Tell me, Agnus Dei, how many dimensions do I have, stuck as I am, as a raisin in the Cake of autism?

And has my cake been yet been baked?

Or are we all, as I suspect, already post-McArthur Park.

Larry Arnold PhD FRSA said...

Well in two dimensional space (if one can even be arrogant enough to call it space,) it is only point scoring, but as we know autism can only be expressed as a phenomenon with a rather large set of n dimensional co-ordinates, enough to make Frankie very unhappé.

Dougie as you will recall was dismissed because he wanted to melt the icing over North Korea with a thermonuclear bomb, dark dealings indeed and thus the whirligigs of time ....

Now Goedel vs Hilbert there is a mathematical mashup for you.

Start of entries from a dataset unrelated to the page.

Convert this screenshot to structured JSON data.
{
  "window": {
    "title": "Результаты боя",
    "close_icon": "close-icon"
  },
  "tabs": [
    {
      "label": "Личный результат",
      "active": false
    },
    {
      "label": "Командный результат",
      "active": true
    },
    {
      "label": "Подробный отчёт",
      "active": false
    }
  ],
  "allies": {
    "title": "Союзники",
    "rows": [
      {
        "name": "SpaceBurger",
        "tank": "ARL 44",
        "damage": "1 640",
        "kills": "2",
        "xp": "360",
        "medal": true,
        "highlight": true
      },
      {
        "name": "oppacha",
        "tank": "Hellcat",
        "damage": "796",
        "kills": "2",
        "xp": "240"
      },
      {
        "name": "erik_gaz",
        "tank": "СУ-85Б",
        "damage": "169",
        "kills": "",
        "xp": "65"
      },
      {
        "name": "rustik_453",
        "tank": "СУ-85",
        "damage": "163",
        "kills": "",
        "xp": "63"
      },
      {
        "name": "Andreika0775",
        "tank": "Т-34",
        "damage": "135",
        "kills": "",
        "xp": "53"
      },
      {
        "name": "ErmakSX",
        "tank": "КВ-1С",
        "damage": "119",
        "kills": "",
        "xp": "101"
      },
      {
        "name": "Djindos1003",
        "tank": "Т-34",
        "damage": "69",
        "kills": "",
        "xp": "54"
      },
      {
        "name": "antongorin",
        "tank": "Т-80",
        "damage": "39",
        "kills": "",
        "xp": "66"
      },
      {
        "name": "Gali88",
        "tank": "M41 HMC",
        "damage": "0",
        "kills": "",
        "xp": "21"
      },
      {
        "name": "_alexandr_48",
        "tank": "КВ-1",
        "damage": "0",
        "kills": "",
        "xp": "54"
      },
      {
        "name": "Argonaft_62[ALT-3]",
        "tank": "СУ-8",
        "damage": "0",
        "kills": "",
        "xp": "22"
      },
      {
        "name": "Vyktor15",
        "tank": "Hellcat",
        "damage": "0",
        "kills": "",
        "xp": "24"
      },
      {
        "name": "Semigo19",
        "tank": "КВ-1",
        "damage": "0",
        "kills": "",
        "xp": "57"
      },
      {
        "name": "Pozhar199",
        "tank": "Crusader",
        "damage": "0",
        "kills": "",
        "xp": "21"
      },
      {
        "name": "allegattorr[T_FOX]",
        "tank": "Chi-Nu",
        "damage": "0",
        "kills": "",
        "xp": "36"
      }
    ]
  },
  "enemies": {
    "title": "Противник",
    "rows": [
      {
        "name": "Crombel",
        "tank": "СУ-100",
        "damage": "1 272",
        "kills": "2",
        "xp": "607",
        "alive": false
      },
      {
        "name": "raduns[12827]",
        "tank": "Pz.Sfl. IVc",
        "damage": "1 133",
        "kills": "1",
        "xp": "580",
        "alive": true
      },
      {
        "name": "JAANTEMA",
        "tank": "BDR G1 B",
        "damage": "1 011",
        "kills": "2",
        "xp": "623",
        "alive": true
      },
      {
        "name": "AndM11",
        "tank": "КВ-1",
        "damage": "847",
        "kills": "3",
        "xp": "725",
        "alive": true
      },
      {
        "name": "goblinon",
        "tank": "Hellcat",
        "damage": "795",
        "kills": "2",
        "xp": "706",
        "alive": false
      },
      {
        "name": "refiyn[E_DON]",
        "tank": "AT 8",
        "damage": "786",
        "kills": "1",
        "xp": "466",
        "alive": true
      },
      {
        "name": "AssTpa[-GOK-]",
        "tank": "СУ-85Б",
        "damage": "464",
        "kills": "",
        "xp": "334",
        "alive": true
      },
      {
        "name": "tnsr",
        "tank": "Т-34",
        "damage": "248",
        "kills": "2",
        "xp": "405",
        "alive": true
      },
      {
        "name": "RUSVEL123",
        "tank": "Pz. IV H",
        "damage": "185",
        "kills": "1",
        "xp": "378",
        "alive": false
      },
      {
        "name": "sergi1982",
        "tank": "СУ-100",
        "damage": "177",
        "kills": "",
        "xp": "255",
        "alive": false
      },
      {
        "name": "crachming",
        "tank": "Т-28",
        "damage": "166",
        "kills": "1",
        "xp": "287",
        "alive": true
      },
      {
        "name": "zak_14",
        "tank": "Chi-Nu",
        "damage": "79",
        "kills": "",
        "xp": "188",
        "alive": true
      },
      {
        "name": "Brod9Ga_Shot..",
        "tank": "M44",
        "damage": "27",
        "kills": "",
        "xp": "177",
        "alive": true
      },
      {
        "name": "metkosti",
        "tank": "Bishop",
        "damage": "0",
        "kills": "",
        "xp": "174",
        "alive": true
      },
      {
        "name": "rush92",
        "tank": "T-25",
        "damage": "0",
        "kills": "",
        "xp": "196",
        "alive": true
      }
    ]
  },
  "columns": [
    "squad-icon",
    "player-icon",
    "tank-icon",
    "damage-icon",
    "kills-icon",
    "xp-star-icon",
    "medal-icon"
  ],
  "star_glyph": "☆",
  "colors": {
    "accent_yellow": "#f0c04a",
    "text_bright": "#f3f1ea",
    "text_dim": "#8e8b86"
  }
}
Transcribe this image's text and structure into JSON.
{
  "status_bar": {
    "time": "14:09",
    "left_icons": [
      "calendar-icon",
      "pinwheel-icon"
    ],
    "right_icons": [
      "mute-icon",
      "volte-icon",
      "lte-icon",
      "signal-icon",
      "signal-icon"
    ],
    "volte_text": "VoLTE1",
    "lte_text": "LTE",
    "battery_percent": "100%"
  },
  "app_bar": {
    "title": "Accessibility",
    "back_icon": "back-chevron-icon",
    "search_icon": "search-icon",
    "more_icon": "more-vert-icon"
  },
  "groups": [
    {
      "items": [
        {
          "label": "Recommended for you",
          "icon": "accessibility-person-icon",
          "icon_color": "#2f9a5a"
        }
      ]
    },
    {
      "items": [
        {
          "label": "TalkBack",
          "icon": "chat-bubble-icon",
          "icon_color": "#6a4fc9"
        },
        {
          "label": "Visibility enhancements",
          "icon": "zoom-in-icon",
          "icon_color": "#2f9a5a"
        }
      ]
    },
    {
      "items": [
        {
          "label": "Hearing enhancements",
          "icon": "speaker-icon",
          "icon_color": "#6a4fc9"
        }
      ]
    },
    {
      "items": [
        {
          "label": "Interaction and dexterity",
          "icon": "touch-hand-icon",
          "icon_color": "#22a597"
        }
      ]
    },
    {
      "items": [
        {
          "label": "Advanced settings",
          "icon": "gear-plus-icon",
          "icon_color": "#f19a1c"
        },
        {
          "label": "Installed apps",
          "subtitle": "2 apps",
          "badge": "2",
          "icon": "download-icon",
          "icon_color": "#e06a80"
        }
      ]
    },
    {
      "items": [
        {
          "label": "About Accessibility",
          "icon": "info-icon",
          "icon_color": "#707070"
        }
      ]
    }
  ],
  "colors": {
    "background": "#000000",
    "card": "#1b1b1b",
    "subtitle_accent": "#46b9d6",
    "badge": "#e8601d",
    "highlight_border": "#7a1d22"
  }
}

Game on ...

Anyway space does not really exist other than as a convenient concept for putting things in, it's a metaphor contingent upon our neurobiological relationship with das ding an sich.

Now if there is one Mathemetician down your way I would like to meet and that is Roger Penrose, enough to twist anyones brain into multi dimensional knots.

GimpHag said...

Penrose is widely ridiculed by the street drinkers of Malmö for his lack of spiritual affect.

Phelps and Dawkins are two sides of the same coin.

Don't fall into their honey-trap. Take the third way. Choose (the sanctity of human) life.

GimpHag said...

Also, at the end of Dawkin's yellow brick road is Sweden.